Gluten Disorder | Increase in Gluten Disorder
Study confirms increase in wheat gluten disorder.
By JOSEPHINE MARCOTTY, Star Tribune
Last update: July 1, 2009 – 9:27 AM
A Minnesota study using frozen blood samples taken from Air Force recruits 50 years ago has found that intolerance of wheat gluten, a debilitating digestive condition, is four times more common today than it was in the 1950’s.
The findings contradict the prevailing belief that a sharp increase in diagnoses of wheat Gluten Disorder has come about because of greater awareness and detection, and raises questions about whether dramatic changes in the American diet have played a role.
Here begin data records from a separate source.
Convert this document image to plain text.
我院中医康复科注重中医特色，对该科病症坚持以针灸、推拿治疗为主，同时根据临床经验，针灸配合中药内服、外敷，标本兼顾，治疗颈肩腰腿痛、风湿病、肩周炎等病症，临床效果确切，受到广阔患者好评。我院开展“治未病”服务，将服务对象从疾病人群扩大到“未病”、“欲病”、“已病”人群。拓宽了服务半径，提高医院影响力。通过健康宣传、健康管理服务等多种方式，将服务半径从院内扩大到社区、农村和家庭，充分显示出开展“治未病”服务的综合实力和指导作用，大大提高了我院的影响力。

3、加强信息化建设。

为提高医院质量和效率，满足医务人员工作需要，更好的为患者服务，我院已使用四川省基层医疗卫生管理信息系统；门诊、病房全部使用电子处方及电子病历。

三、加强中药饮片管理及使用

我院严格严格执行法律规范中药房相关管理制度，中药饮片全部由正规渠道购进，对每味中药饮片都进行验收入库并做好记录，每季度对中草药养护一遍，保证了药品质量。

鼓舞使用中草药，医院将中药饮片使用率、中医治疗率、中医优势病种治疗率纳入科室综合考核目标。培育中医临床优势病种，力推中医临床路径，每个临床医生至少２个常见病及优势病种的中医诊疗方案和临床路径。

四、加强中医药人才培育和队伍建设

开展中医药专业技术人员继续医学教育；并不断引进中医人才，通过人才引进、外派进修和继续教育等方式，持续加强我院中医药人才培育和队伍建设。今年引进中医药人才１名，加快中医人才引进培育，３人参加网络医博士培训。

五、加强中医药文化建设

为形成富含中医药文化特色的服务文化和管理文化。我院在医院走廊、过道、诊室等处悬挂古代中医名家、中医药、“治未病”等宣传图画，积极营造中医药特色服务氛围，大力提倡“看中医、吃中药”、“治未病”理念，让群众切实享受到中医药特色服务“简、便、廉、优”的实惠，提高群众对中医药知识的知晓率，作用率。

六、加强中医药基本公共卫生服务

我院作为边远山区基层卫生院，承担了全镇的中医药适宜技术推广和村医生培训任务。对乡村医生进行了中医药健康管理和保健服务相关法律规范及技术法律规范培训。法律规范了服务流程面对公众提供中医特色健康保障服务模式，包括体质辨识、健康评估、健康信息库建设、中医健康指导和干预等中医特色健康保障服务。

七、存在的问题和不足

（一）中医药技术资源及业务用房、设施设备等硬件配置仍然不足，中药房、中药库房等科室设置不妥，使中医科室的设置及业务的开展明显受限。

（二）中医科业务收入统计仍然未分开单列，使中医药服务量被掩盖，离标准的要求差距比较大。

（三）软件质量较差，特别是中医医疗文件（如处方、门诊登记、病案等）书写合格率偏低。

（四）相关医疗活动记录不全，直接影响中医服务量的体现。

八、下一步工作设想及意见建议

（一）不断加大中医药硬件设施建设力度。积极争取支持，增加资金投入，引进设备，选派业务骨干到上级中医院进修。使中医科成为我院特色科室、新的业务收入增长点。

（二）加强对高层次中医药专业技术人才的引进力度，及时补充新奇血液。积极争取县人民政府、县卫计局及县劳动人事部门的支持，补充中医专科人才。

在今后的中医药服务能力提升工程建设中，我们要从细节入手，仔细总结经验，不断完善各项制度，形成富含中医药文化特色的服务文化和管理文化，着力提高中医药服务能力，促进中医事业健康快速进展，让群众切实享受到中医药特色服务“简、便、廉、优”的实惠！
“It’s become much more common,” Said Dr. Joseph Murray, The Mayo Clinic gastroenterologist who led the study. No one knows why, He said, But one reason might be rapid changes in eating habits and food processing over the last half century.
“Fifty years is way too fast for human genetics to have changed,” Murray said. “Which tells us it has to be a pervasive environmental influence.”
Researchers at the Mayo Clinic and the University of Minnesota who conducted the study also found that the recruits who had the Undiagnosed digestive disorder, Called celiac disease, also had a Four-Fold increase in the risk of death.
Today an estimated one of 100 people suffer from the inherited disorder, Though most of the time people don’t know they have it.
The disease occurs in people whose bodies cannot digest gluten, a protein found in Wheat, Rye and Barley. The undigested protein triggers the body’s immune system to attack the lining of the small intestine, Causing Diarrhea, nausea and abdominal pain. Though people live with Gluten Disorder for many years, Over time it destroys the lining of the small intestine, Leading to an inability to absorb nutrients such as iron and calcium. That, in turn, Causes serious problems, Including Anemia, Osteoporosis and even Infertility.
The only treatment is a Gluten-Free diet – no Wheat, Rye or Barley in Gluten Disorder.
Murray said he initiated the study to find out whether the disease is on the rise, and whether it had Long-Term health consequences if Undiagnosed and Untreated.